More on Verizon

News.com has a nice recap; Donna, as usual, has everything you’ll need.  More assorted thoughts:


Declan notes that an appeal might be difficult and unlikely, and Cary Sherman plays down how significant this will be to the RIAA.  Somehow, I’m not quite convinced that there won’t be further legal action here.  Maybe rather than an appeal, the RIAA will try to get another forum, but, as Ernest argues, that might be tricky.


I wonder how this will change the RIAA’s strategy.  Sure, they could go through with John Doe suits, but the pace of such suits and subpoenas will not be nearly as fast.  Will that make the suits less of a deterrent for downloaders?  Is the RIAA really willing to let these suits drag on?  Are they willing to go through with suits against more 12 year olds?


Another interesting twist: if you can’t force Verizon to hand over the name, then you can’t force an anonymizing proxy to do it either, right? 


It’s worth reading all of the District Court’s opinion, too, but, if you don’t have time, just check out the RIAA’s brag page.  The key part of the lower court’s ruling was Bates’ view that 512(h) includes all service providers as defined in 512(k)(1)(B), which is sufficiently broad.  That’s the premise from which everything else followed, and that same reasoning is what the appeals court called “silly.”

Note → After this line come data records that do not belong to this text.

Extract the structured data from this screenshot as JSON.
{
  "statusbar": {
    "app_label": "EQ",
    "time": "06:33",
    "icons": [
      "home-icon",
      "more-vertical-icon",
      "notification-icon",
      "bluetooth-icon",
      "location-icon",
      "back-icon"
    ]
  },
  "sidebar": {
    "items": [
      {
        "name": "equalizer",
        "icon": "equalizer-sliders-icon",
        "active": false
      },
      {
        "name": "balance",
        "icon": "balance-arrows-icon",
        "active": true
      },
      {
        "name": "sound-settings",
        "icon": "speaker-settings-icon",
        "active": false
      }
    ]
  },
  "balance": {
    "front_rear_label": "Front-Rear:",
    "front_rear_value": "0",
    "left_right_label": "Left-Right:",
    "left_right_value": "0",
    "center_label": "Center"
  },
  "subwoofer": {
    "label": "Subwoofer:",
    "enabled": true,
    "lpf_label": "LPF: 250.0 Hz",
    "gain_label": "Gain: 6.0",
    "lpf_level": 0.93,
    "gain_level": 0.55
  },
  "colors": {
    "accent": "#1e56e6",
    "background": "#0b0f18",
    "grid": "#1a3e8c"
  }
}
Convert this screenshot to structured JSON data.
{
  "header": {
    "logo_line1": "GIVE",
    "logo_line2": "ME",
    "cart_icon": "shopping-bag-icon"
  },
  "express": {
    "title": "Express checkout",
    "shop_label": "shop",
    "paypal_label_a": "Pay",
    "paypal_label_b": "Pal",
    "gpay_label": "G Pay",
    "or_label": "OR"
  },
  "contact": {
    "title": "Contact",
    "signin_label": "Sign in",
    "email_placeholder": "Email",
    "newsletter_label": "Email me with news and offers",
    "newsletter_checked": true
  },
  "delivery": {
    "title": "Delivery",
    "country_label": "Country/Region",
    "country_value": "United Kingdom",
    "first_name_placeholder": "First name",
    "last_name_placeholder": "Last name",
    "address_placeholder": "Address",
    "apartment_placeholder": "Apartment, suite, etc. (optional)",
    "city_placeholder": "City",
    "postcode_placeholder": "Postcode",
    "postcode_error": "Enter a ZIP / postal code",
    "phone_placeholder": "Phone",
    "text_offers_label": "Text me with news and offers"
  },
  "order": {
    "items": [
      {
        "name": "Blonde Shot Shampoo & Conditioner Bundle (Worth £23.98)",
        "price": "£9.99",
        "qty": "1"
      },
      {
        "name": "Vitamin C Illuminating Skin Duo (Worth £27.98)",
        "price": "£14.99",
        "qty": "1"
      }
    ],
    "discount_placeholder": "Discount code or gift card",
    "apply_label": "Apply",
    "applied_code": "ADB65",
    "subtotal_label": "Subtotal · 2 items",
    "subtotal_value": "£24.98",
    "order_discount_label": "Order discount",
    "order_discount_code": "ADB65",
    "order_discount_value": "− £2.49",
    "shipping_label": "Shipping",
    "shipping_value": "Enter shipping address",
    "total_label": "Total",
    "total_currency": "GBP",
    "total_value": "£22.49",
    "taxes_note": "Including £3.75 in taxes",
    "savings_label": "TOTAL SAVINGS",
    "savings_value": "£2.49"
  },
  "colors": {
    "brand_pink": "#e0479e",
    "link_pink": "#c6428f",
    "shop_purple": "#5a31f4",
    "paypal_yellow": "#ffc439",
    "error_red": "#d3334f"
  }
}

Again, I find it fascinating when opinions contrast in this way – when they see the same issue clearly, unambiguously, but oppositely.  Judge Bates, just like Ginsburg, claims to stick to the statute’s text and go no further, yet their opinions are night and day. 


BTW, returning to the other side of my post below, Judge Bates, too, could be seen as interpreting the statute to achieve a particular result.  Bates is incredibly dismissive of Verizon’s arguments and goes out of his way to say that the subpoena process will actually be good for users.  


Maybe neither of them are being result-oriented, maybe both are, maybe one is and one isn’t – that’s not what I’m really getting at.  What interests me is how the timeline lines up with the shift in interpretations.  It’s just a correlation, but it’s interesting.  What does it mean for there to be a trend of the law beyond trends in analytic and interpretive methods?


This is a similar question to the one I confronted when Judge Bates’ ruling on the constitutional issues came down, followed by Grokster:



“[The day of the Grokster decision] began with Frank wondering whether Judge Bates understood or cared about how digitization has impacted copyright. I’ve often wondered if progress in the copyfight would require waiting for a generation of judges and politicians that grew up with widespread use of personal computers and the Internet.  We need judges who have enough technical understanding to tackle these tricky issues and who understand that the copyfight has broader implications for speech, privacy, and innovation.”